Qui a gagné, qui a perdu ?
Alors, qui a gagné, qui a perdu dans cette affaire ? L’accord est vraisemblablement mutuellement profitable, comme le note le communiqué de presse publié par Ciarelli, et à mi-chemin des commentaires que l’on a pu lire ici ou là.
Tout d’abord, Nick Ciarelli qui tirait de son site de confortables revenus a obtenu en échange de la fermeture de Think Secret un dédommagement financier de la part d’Apple que l’on espère confortable, et à tout le moins de quoi finir de financer le reste de ses études dans l’une des meilleures universités du pays, sans avoir à s’endetter pour une ou deux décennies.

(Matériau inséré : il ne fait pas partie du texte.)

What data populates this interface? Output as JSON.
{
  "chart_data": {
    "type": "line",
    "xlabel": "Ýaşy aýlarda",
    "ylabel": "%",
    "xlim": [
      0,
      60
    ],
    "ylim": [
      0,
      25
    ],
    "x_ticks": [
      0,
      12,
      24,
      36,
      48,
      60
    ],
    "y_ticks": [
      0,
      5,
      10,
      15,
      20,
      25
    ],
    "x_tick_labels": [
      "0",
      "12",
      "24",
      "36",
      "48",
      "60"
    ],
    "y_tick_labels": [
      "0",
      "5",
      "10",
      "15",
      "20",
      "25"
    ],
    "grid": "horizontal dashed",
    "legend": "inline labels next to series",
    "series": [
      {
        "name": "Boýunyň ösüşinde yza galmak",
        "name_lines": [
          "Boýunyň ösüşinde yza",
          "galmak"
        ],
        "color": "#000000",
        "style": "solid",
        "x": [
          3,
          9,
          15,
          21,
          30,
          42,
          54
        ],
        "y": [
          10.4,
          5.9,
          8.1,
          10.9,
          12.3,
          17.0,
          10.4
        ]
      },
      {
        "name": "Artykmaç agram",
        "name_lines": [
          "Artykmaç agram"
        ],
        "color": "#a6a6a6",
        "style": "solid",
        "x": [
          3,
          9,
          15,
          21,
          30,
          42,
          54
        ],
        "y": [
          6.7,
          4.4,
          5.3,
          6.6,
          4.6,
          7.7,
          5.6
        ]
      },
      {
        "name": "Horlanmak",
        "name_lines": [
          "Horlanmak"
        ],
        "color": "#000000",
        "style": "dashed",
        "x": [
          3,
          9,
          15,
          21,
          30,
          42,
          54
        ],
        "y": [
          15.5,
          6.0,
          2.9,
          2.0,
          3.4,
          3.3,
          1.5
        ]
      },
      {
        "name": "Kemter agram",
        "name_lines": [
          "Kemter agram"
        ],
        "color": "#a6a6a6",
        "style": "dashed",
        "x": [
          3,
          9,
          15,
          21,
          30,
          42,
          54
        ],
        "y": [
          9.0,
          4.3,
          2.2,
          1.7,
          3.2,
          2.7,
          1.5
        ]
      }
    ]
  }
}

Pas si mal pour un jeune homme en dernière année de licence à Harvard qui – même s’il est issu d’une bonne famille – avait débuté son site par passion pour les produits Apple et pour le journalisme mais avait vu peu à peu ses centres d’intérêt se diversifier et avait du confier depuis 2 ans 1/2 la gestion quotidienne du site à un journaliste, professionnel celui-là, afin de pouvoir se consacrer à ses études.
Mais avant tout, Nick s’est fait un nom – outre par son travail rigoureux durant ces années – en refusant jusqu’au bout de livrer le nom de ses informateurs malgré les pressions, dans un pays où en dépit des dérives à la Fox de ces dernières années il reste des journalistes prêts à faire de la prison pour garantir l’anonymat de leurs sources. Contributeur du Harvard Crimson le journal de l’Université depuis les 2 premières années de sa scolarité, nul doute qu’il pourra sans difficulté pousser la porte de n’importe quel titre en Amérique du Nord aussi prestigieux soit-il, s’il décide de poursuivre dans cette voie.
Pour ce qui est d’Apple, la firme qui a fondé une bonne part de sa communication sur le buzz engendré par les rumeurs – à un niveau inégalé depuis le retour aux commandes de Steve Jobs – elle s’est mise dans une position momentanément inconfortable, en passant une nouvelle fois pour la grosse société pas si différente des autres que ça au demeurant, et qui n’hésite pas à peser de tout son poids pour fermer le site de l’un de ses fans, lorsque celui-ci devient gênant. Elle a pourtant gagné sur l’essentiel.—–
Avant tout, le message envoyé en interne en direction de ses propres employés est clair : ne vous amusez pas à vous faire mousser auprès des sites de rumeurs. Car si la couverture médiatique et la surface de sa communication sont allées pendant des années bien au-delà de la société de taille moyenne qu’elle n’est déjà plus tout à fait, c’est que cette politique du secret mainte fois rebattue s’accompagne d’une stratégie de la fuite instrumentalisée, et qui était en réalité la raison d’être de l’organisation de la rareté des informations sur les évolutions des produits de la marque. Au même titre que la politique très particulière des brevets de Cupertino, il s’agit d’un formidable levier pour susciter l’effervescence autour de la marque, alimenter l’attente et le désir des aficionados vers les futurs produits et désorienter la concurrence, soit en l’orientant vers des voies de garage abandonnées, soit en faisant souffler un vent de panique dans les états-majors avec des technologies en rupture.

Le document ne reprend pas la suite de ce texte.